Closed branlwyd closed 5 months ago
Thinking about what this would look in terms of textual change to the spec: I think we would just change "The Leader SHOULD select a batch which has not yet began collection." from a SHOULD
to a MUST
.
We could optionally choose to provide an implementation advice that the Collector note the collection job ID to durable storage before sending a collection request to avoid data loss.
SGTM, please send a PR :)
In the fixed-size query type,
current-batch
collection requests allow the Leader to choose an outstanding batch to associate with the request.The current semantics are that the Leader can associate the same batch to multiple
current-batch
collection requests (DAP-07 4.1.2):The reason these semantics were chosen was to avoid data loss in the case that a Collector issued a collection request, then crashed before recording the collection job ID. Janus, for example, can associate the same batch to an arbitrary number of
current-batch
collection requests, until at least one of those collection requests is polled for the first time.===
However, since the above semantics were chosen, DAP changed such that the Collector now determines the collection job ID itself (as part of the changes for the resource-oriented API).

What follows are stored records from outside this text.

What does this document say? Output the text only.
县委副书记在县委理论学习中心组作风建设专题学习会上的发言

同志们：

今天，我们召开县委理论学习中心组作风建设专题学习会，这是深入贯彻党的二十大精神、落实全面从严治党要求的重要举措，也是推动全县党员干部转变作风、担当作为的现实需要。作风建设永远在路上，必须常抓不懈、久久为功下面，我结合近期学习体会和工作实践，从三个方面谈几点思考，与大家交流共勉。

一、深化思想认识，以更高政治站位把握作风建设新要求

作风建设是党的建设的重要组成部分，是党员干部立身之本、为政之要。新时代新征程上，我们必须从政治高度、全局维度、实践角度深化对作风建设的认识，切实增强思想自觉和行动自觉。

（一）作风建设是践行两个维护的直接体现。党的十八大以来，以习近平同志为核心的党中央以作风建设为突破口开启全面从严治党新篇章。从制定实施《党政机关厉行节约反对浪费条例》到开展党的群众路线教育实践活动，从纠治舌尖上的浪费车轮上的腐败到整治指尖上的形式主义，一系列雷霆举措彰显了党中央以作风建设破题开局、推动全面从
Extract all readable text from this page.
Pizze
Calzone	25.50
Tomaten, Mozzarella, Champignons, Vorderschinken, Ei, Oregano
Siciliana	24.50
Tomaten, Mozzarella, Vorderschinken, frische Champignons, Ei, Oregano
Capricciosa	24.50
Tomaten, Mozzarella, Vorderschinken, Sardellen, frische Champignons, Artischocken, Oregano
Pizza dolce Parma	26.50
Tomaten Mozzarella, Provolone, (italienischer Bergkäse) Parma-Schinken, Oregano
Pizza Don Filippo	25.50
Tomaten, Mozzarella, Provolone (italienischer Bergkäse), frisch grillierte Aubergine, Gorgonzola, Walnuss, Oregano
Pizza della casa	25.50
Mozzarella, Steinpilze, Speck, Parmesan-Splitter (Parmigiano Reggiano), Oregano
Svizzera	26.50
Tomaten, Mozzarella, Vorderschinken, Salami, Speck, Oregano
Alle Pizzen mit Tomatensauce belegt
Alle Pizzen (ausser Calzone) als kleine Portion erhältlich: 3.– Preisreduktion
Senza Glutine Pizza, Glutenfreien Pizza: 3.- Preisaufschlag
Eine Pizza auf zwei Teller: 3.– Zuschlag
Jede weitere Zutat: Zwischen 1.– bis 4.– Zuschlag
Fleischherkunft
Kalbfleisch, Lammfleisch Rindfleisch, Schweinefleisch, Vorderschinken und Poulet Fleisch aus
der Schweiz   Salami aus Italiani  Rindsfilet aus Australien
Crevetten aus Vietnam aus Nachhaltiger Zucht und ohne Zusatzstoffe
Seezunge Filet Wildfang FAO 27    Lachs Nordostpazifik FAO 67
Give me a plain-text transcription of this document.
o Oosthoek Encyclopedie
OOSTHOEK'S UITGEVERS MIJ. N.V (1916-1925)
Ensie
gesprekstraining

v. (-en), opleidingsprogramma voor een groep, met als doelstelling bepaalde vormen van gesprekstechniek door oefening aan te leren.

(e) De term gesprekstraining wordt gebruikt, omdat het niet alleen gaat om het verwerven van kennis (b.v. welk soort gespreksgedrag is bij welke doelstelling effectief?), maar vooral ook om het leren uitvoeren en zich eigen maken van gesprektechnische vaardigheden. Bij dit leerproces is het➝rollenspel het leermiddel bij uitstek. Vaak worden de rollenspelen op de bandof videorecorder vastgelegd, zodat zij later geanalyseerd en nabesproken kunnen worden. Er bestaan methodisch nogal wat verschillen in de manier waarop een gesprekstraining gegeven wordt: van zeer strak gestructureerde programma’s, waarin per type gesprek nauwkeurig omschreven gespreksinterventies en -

This means that we could similarly avoid data loss if we expect the Collector to durably store the collection job ID before making the collection request for that ID, and lean on either idempotency or appropriate error codes to allow recovery in the face of process failure. This would allow aggregator implementations to associate each batch to exactly one
current-batch
request.The upside of making this change is that Collectors would no longer need to deduplicate
current-batch
requests that happen to be mapped to the same batch. Along with the simplified aggregator semantics, I think this is pretty likely to be an overall complexity win.